Populism is both a left-wing and a right-wing phenomenon, and although populism is most often used by people with totalitarian ideologies, non-totalitarian populism also exists.
In Italy, Silvio Berlusconi has had many followers. He is not a Fascist, but it is probably not wrong to claim that he is a populist. The same applies to a number of right-wing parties in the rest of Europe.
Totalitarian ideologies want to decide everything, claim to encompass everything and have answers to everything; i.e. the totality, which is where the name comes from. They don't have all the answers, but they simplify the problems so it looks like they do. They use populism to stir up people's emotions so they forget to think and just blame the appointed scapegoats instead.
Furthermore, totalitarian ideologies claim that they are able to create a perfect world, so they usually claim the right to use violence to force through their seizure of power; if you can create the perfect world, the logic goes, then you have the right to punish or kill those who oppose you. This call to violence also helps to work people up so they forget to look for more complex explanations and solutions to problems.
Under a totalitarian ideologi, the individual has no right to act individually. The community is always more important than the individual and there is no respect for individual freedom. There is also no difference between the state and civil society. Totalitarian ideologies are not generally popular in western countries nowadays, but they have been in the past and it can't be ruled out that they will reemerge in new forms or gain momentum in other places.
The totalitarian right-wing
Fascism and Nazism are the extreme right wing of politics.
In Europe and Russia, Neo-Nazis are actively recruiting new members and harassing immigrants, refugees, foreigners, and Jews. Neo-Nazis are also active in the United States where they team up with private militias and the Ku Klux Klan. In Europe and the USA, these groups are being monitored by the police and, in some places, their symbols have been made illegal. This is actually undemocratic.
Fascist parties and their sympathisers still exist in Italy and Spain, but their following varies a lot.
The totalitarian left-wing
Communism and its off-shoots, Maoism and Stalinism, represent the extreme left-wing of politics. Europe had a very aggressive, but also very split, left-wing in the 1960s and 1970s. It consisted of Marxists, Communists, Stalinists, Maoists, and socialists of many kinds. The differences between the different left-wing ideologies were difficult to see, even for the groups themselves. Some of these groups were clearly totalitarian and wanted to use violent revolution to overthrow democracy. Others wanted Communism or Socialism implemented by peaceful, democratic means. Everybody who opposed the left-wing was considered an "enemy of the people", and these enemies would be the first to be punished, killed, or re-educated after the revolution.
Both Marxism and Communism, as well as their variants, Stalinism and Maoism, have outplayed themselves and their rhetoric and followers have more or less vanished in Western Europe.
In China, Communism has for the time being been replaced by a strange mixture of ideological, totalitarian power and the market economy.

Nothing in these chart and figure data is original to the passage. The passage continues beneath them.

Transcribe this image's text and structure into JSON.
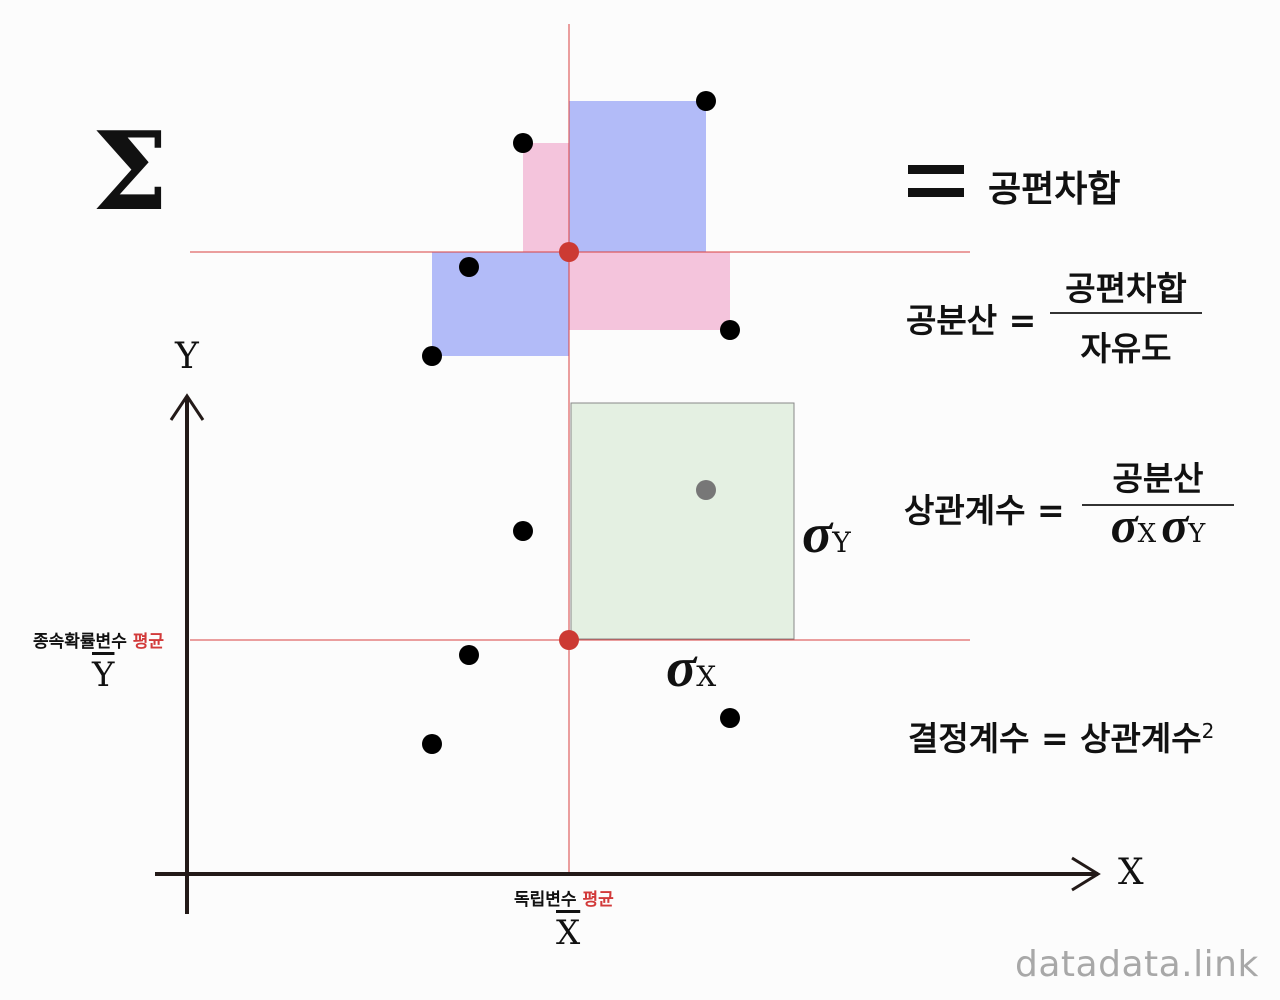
{
  "sum_symbol": "Σ",
  "equals_sign": "=",
  "sum_result": "공편차합",
  "axes": {
    "x_label": "X",
    "y_label": "Y"
  },
  "mean_labels": {
    "y_mean_prefix": "종속확률변수",
    "y_mean_suffix": "평균",
    "y_mean_symbol": "Y",
    "x_mean_prefix": "독립변수",
    "x_mean_suffix": "평균",
    "x_mean_symbol": "X"
  },
  "sigma": {
    "symbol": "σ",
    "x_sub": "X",
    "y_sub": "Y"
  },
  "formulas": {
    "covariance": {
      "lhs": "공분산",
      "eq": "=",
      "numerator": "공편차합",
      "denominator": "자유도"
    },
    "correlation": {
      "lhs": "상관계수",
      "eq": "=",
      "numerator": "공분산",
      "den_sigma": "σ",
      "den_sub_x": "X",
      "den_sub_y": "Y"
    },
    "determination": {
      "lhs": "결정계수",
      "eq": "=",
      "rhs": "상관계수",
      "exponent": "2"
    }
  },
  "colors": {
    "positive_area": "#f2bad6",
    "negative_area": "#b2bbf8",
    "mean_line": "#d94040",
    "mean_point": "#cc3a33",
    "sigma_box": "#e4f0e2",
    "axis": "#231a18"
  },
  "watermark": "datadata.link"
}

Political conviction or fashion phenomenon?
The disappearance of totalitarian left-wing ideologi from Western Europe is in some senses strange. In the 1970s, most of the younger generation couldn't think or talk without expressing themselves in Marxist, Communist, or Maoist terms. This is never heard today. Nobody outlawed Marxist thinking or Marxist vocabulary. It just disappeared by itself. The same people are today fully paid-up members of the bourgeoisie with good jobs in private companies or in the government, many have expensive houses with a large equity (one of the most un-Marxist things you can have), and some are even active on the right wing.
And this may be the most frightening thing about totalitarian ideologies: Are they just fashion phenomena? A collective ecstasy which appeals to our emotions with its promise of simple solutions? Is the responsibility demanded by freedom and democracy simply too big a piece to swallow and too difficult to understand for some of us? Where does the ability to make up one's own mind disappear to when the spirit of the time grabs hold of us? How many of us will have the capacity to stand firm on our individual positions, and how many will just uncritically join the mass movement?
Every totalitarian ideology has failed, but the problem is that new generations are not born with this understanding. Every time the situation gets chaotic and change becomes difficult to understand, new generations will be lured by totalitarian ideologies, because they give the illusion of safety and having answers to all questions.